Many individuals may additionally try to stay insured by switching to less-comprehensive coverage, with higher deductibles and lower monthly premiums. In doing so, consumers could expose themselves to higher out-of-pocket costs that might delay or prevent them from accessing care.

The evaluation gives real-world examples of the premium increases that look beyond the averages to the lived experiences of consumers who differ by their age, family size, income and where they live. 

The Importance of Congress Acting as Soon as Possible

Covered California will announce its preliminary health plan rates for the 2023 coverage yr on July 19. The speed changes are affected by the uncertainty surrounding the long run of the ARP and the potential enrollment impact it could have if the federal subsidies should not prolonged.

To avoid disruption for the upcoming renewal period in October and the beginning of open enrollment in November, congressional motion must happen immediately.

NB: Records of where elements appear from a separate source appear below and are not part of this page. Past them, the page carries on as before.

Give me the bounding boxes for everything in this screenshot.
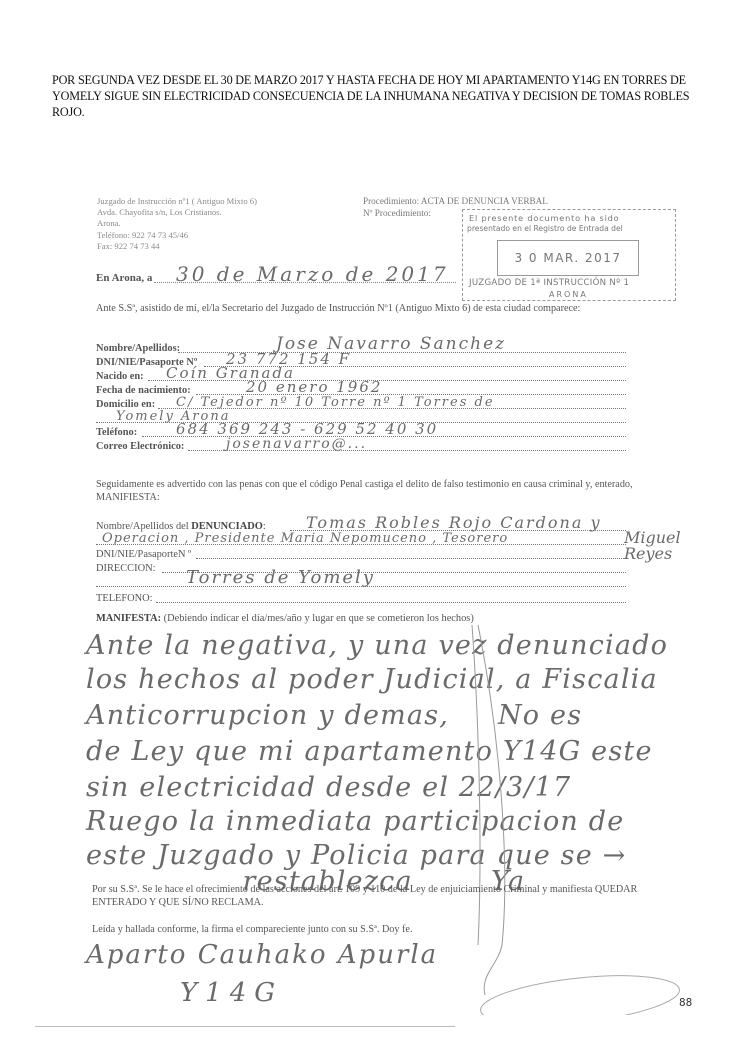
procedure-type: Procedimiento: ACTA DE DENUNCIA VERBAL <box>363 196 548 208</box>
field-birthdate: Fecha de nacimiento: 20 enero 1962 <box>96 382 626 396</box>
court-line: Juzgado de Instrucción nº1 ( Antiguo Mix… <box>97 196 257 207</box>
field-accused-phone: TELEFONO: <box>96 590 626 604</box>
offer-text: Por su S.Sª. Se le hace el ofrecimiento … <box>92 883 652 909</box>
registry-stamp: El presente documento ha sido presentado… <box>462 209 676 301</box>
intro-text: Ante S.Sª, asistido de mí, el/la Secreta… <box>96 302 656 315</box>
place-date-row: En Arona, a 30 de Marzo de 2017 <box>96 266 456 286</box>
field-name: Nombre/Apellidos: Jose Navarro Sanchez <box>96 340 626 354</box>
field-email: Correo Electrónico: josenavarro@... <box>96 438 626 452</box>
field-value: Operacion , Presidente Maria Nepomuceno … <box>102 531 508 546</box>
field-label: Nacido en: <box>96 371 144 382</box>
page-number: 88 <box>679 996 692 1009</box>
field-label: TELEFONO: <box>96 593 153 604</box>
field-value: 20 enero 1962 <box>246 378 382 396</box>
stamp-text: El presente documento ha sido <box>469 213 620 223</box>
field-label: Correo Electrónico: <box>96 441 184 452</box>
statement-label-bold: MANIFESTA: <box>96 613 161 624</box>
court-info: Juzgado de Instrucción nº1 ( Antiguo Mix… <box>97 196 257 252</box>
signature-apartment: Y14G <box>180 978 283 1008</box>
stamp-text: presentado en el Registro de Entrada del <box>467 224 623 233</box>
accused-side-note: Miguel Reyes <box>624 530 684 562</box>
court-line: Avda. Chayofita s/n, Los Cristianos. <box>97 207 257 218</box>
field-value: Tomas Robles Rojo Cardona y <box>306 513 602 532</box>
warning-text: Seguidamente es advertido con las penas … <box>96 478 656 504</box>
statement-label-rest: (Debiendo indicar el día/mes/año y lugar… <box>161 613 474 624</box>
signature-stroke <box>440 615 740 1015</box>
field-value: Torres de Yomely <box>186 567 375 588</box>
field-value: josenavarro@... <box>226 436 367 452</box>
stamp-city: ARONA <box>549 290 588 299</box>
court-line: Teléfono: 922 74 73 45/46 <box>97 230 257 241</box>
field-label: DNI/NIE/PasaporteN º <box>96 549 191 560</box>
statement-label: MANIFESTA: (Debiendo indicar el día/mes/… <box>96 613 474 624</box>
field-accused-address-cont: Torres de Yomely <box>96 574 626 588</box>
stamp-date: 3 0 MAR. 2017 <box>497 240 639 276</box>
field-accused-dni: DNI/NIE/PasaporteN º <box>96 546 626 560</box>
court-line: Fax: 922 74 73 44 <box>97 241 257 252</box>
bottom-rule <box>35 1026 455 1027</box>
place-date-label: En Arona, a <box>96 272 152 284</box>
field-accused-name-cont: Operacion , Presidente Maria Nepomuceno … <box>96 532 626 546</box>
field-label: Nombre/Apellidos: <box>96 343 180 354</box>
header-note: POR SEGUNDA VEZ DESDE EL 30 DE MARZO 201… <box>52 72 702 120</box>
field-label: DIRECCION: <box>96 563 155 574</box>
dotted-line <box>196 558 626 559</box>
place-date-value: 30 de Marzo de 2017 <box>176 262 449 286</box>
field-value: C/ Tejedor nº 10 Torre nº 1 Torres de <box>176 395 495 410</box>
field-accused-name: Nombre/Apellidos del DENUNCIADO: Tomas R… <box>96 518 626 532</box>
field-label: Teléfono: <box>96 427 137 438</box>
court-line: Arona. <box>97 218 257 229</box>
stamp-court: JUZGADO DE 1ª INSTRUCCIÓN Nº 1 <box>469 278 629 288</box>
dotted-line <box>156 602 626 603</box>
closing-text: Leída y hallada conforme, la firma el co… <box>92 923 652 936</box>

“Covered California stands able to move mountains if Congress elects to increase the American Rescue Plan’s subsidies, but each day matters,” Altman said. “The longer we go and not using a decision, the harder it’s going to be to implement a latest subsidy structure and avoid consumer confusion.”

About Covered California

Covered California is the state’s medical insurance marketplace, where Californians can find inexpensive, high-quality insurance from top insurance firms. Covered California is the one place where individuals who qualify can get financial assistance on a sliding scale to scale back premium costs. Consumers can then compare medical insurance plans and select the plan that works best for his or her health needs and budget. Depending on their income, some consumers may qualify for the low-cost or no-cost Medi-Cal program.

Covered California is an independent a part of the state government whose job is to make the medical insurance marketplace work for California’s consumers. It’s overseen by a five-member board appointed by the governor and the Legislature. For more details about Covered California, please visit

1 Net premium amounts shown are per member, per thirty days, amongst Covered California enrollees found eligible for subsidized coverage under the American Rescue Plan at the top of the 2022 open-enrollment period (roughly 1.64 million individuals).

2 ASPE. “Projected Coverage and Subsidy Impacts if the American Rescue plan’s Marketplace Provisions Sunset in 2023,” May 23, 2022.

3 UC Berkeley Labor Center. “The Threat to Coverage and Affordability Gains in Covered California if Congress Fails to Renew Subsidy Enhancements.” April 14, 2022.